In this post, we will discuss Hive data types and file formats.
Hive Data Types
Hive supports most of the primitive data types that we find in relational databases. It also supports three collection data types that are rarely supported by relational databases.
Hive Primitive data types
Type | Size | Literal Syntax Example |
TINYINT | 1-byte signed integer, from -128 to 127 | 30 |
SMALLINT | 2-byte signed integer, from -32,768 to 32,767 | 30 |
INT | 4-byte signed integer | 30 |
BIGINT | 8-byte signed integer | 30 |
FLOAT | 4-byte single precision floating point number | 8.16 |
DOUBLE | 8-byte double precision floating point number | 8.16 |
BOOLEAN | Boolean Ture or False | TRUE |
TIMESTAMP | Only available starting with Hive 0.8.0 | 2016-02-02 11:41:56′ |
DATE | DATE values describe a particular year/month/day, in the form YYYY-MM-DD | ‘2013-01-01’ |
STRING | Sequence of characters with either single quotes (‘) or double quotes (“) | ‘Learn HIVE’ |
VARCHAR | Varchar types are created with a length specifier (between 1 and 65355) | ‘Learn HIVE’ |
CHAR | Char types are similar to Varchar but they are fixed-length | ‘Learn HIVE’ |
BINARY | Array of Bytes | 11101 |
Hive Collection Data Types
Type | Expression | Literal Syntax Example |
ARRAY | It is the collection of similar type of elements that are indexed. It is similar to arrays in Java. | array(‘mak’,’mani’);The second element is accessed with array[1] |
MAP | Collection of key, value pair where fields are accessed by array notation of keys. | MAP(‘first’,’Kumar’,’last’,’Mak’).’first’ and ‘last’ is the column name in the table and ‘Kumar’ and ‘Mak’ are the values. The last name can be referenced using name[‘last’] |
STRUCT | It is similar to STRUCT in C language where fields can be accessed using “dot” notation. | For a column c of type STRUCT {a INT; b INT} the a field is accessed by the expression c.a |
Below table structure demonstrates the Hive data types and their uses.

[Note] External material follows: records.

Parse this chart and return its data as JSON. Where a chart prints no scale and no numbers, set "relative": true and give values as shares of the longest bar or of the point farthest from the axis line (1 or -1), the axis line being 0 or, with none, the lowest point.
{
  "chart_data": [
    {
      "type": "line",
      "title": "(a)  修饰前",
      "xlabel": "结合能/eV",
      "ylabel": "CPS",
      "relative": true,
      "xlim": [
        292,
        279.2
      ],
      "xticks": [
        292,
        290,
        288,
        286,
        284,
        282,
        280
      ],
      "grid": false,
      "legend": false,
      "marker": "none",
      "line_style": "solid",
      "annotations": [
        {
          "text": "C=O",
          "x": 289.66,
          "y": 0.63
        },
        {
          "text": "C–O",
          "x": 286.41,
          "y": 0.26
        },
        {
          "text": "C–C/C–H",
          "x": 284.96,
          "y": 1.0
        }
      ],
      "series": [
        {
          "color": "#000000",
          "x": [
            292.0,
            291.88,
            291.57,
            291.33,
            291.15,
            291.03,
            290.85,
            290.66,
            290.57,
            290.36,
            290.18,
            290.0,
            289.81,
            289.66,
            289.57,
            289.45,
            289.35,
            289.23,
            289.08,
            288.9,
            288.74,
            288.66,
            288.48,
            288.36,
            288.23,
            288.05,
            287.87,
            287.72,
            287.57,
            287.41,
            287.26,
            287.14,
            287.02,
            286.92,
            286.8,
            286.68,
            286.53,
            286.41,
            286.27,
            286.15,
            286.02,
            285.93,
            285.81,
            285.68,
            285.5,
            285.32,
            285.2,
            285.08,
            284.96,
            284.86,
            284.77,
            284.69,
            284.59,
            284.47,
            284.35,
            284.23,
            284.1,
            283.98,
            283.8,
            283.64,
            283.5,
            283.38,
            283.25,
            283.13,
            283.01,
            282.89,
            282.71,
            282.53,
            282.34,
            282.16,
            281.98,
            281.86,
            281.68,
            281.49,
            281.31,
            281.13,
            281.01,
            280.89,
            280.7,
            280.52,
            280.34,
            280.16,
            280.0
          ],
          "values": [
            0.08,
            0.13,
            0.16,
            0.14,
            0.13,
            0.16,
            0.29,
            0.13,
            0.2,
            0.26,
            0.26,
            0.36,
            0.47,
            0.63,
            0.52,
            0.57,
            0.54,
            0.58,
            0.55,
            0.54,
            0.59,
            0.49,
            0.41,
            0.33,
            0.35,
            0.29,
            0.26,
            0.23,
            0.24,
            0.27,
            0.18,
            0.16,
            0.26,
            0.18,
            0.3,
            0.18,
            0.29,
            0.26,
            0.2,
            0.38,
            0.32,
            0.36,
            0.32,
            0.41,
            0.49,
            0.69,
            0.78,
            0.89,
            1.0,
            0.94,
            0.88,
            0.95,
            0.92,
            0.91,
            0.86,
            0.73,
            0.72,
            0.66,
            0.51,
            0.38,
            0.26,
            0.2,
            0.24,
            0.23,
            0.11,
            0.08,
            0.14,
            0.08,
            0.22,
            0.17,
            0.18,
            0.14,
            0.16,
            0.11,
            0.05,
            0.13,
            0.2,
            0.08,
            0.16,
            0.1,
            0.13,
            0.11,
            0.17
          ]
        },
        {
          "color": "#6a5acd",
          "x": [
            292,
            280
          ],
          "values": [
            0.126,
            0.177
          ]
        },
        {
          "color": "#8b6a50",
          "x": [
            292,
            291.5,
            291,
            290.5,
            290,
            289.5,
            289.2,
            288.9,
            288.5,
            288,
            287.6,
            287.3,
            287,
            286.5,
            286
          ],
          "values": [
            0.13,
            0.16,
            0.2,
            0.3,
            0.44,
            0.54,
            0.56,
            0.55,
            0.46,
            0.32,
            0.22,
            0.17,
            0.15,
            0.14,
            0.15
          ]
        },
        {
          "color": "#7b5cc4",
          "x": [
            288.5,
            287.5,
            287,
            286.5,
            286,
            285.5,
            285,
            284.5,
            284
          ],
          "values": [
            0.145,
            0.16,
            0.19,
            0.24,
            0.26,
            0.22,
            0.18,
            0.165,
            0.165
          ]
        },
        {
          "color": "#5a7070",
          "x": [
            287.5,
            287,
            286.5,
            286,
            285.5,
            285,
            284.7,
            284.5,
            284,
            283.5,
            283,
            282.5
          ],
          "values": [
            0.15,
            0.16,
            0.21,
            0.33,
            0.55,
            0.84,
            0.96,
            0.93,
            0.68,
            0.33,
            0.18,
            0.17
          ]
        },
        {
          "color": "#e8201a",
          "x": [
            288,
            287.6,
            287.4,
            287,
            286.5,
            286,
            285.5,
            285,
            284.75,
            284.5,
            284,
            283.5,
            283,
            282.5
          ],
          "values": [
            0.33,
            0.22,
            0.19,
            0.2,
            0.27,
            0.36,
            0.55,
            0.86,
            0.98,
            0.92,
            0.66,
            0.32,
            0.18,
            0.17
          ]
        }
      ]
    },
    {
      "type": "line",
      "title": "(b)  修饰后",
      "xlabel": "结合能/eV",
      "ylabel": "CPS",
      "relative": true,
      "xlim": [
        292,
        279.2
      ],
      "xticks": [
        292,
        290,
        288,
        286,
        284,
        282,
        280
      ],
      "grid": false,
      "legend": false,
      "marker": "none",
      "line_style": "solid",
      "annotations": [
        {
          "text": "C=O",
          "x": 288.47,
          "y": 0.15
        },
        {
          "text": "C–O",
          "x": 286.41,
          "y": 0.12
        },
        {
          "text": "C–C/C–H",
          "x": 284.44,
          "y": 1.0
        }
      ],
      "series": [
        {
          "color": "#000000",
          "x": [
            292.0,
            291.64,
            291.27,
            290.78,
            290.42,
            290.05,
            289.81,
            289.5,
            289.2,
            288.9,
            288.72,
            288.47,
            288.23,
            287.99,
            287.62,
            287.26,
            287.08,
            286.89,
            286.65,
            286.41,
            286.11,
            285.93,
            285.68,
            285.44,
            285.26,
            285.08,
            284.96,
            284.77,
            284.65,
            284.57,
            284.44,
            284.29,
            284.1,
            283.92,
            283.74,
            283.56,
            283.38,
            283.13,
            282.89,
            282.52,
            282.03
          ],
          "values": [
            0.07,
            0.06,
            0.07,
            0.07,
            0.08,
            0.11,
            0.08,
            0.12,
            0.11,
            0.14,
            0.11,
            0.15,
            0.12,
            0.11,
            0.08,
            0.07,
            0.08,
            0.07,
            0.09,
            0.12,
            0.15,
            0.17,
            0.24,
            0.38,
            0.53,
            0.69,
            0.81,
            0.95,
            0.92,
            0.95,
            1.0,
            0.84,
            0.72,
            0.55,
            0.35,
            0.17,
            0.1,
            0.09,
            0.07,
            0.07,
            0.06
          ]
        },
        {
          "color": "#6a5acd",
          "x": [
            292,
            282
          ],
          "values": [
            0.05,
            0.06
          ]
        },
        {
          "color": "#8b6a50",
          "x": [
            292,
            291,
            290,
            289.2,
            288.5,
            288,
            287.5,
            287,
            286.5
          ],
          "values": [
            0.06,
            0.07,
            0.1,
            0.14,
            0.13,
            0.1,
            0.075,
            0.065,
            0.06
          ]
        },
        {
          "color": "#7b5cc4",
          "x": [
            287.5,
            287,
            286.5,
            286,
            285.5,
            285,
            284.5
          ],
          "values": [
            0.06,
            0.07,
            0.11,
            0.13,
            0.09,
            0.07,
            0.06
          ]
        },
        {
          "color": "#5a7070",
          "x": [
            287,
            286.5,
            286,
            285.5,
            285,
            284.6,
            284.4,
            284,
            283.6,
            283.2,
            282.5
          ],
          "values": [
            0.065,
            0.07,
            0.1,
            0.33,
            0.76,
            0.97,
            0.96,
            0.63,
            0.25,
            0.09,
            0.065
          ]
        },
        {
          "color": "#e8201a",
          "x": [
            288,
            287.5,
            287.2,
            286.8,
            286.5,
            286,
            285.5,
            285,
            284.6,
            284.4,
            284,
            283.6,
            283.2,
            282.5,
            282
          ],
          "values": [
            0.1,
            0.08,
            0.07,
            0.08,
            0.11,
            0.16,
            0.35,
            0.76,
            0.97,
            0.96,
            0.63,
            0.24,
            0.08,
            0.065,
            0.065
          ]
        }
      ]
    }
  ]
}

CREATE TABLE EMP ( Ename STRING, EmpID INT, Salary FLOAT, Tax MAP<STRING, FLOAT>, Subordinates ARRAY<STRING>, Address STRUCT<city: STRING, state: STRING, zip: INT> )
The ename column is a simple string which is the name of each employee, EmpID is the number assigned to each employee to uniquely identify the employee working for an organization and float is for employee’s salary.
Tax column is a map that holds the key-value pair for every deduction that will be taken out from employee’s salary.
For example, Tax can be (“professional tax”) where value can be a percentage value or an absolute number. In traditional databases, there might be a separate table which will be holding the Tax type and the corresponding values.
Data examples of the above create table statement can be a JSON (JavaScript Object Notation) file with below data:
{ “Ename”: “Kumar Mak”, “EmpID”: 1234, “Salary”: 5000.0, “Tax”: { “Professional Tax”: .3, “State Tax”:05 “Fedral Tax”:.1 }, “Subordinates”: [“Smith”, ”John”, ”Carley”], “Address”: { “city”: “London”, “State”: “UK” “Zip”:560076 } }
A file format is a way in which information is stored in a computer file. Below is the default delimiters table for the fields:
Below is the same “EMP” table with the format specified:
CREATE TABLE EMP ( Ename STRING, EmpID INT, Salary FLOAT, Tax MAP<STRING, FLOAT>, Subordinates ARRAY<STRING>, Address STRUCT<city: STRING, state: STRING, zip: INT> ) ROW FORMAT DELIMITED FIELDS TERMINATED BY '\001' COLLECTION ITEMS TERMINATED BY '\002' MAP KEYS TERMINATED BY '\003' LINES TERMINATED BY '\n' STORED AS TEXTFILE;
The “ROW FORMAT DELIMITED” keyword must be specified before any other clause, with an exception of the “STORED AS” clause.
It specifies the format of data rows. ROW FORMAT DELIMITED FIELDS TERMINATED BY ‘\001’ meaning that HIVE will use “^A” character to separate fields. ‘\001’ is the octal code for “^A”. Similarly, ‘\002’ is the octal code for “^B” and so on.
“STORED AS” specifies the type of file in which data is to be stored. The file can be a TEXTFILE, SEQUENCEFILE, RCFILE, or BINARY SEQUENCEFILE.
Schema on Read
When we write data into traditional databases either by INSERT, UPDATE operation or through loading external data etc. The database has control on its storage. It can enforce schema as the data is written. This is called schema on write.
Hive has no control over the underlying storage. There are many ways to create, update or delete the data from the HDFS storage through the Hive Query. Therefore,
Therefore, Hive can only enforce queries on read. Hence, this is called as schema on read.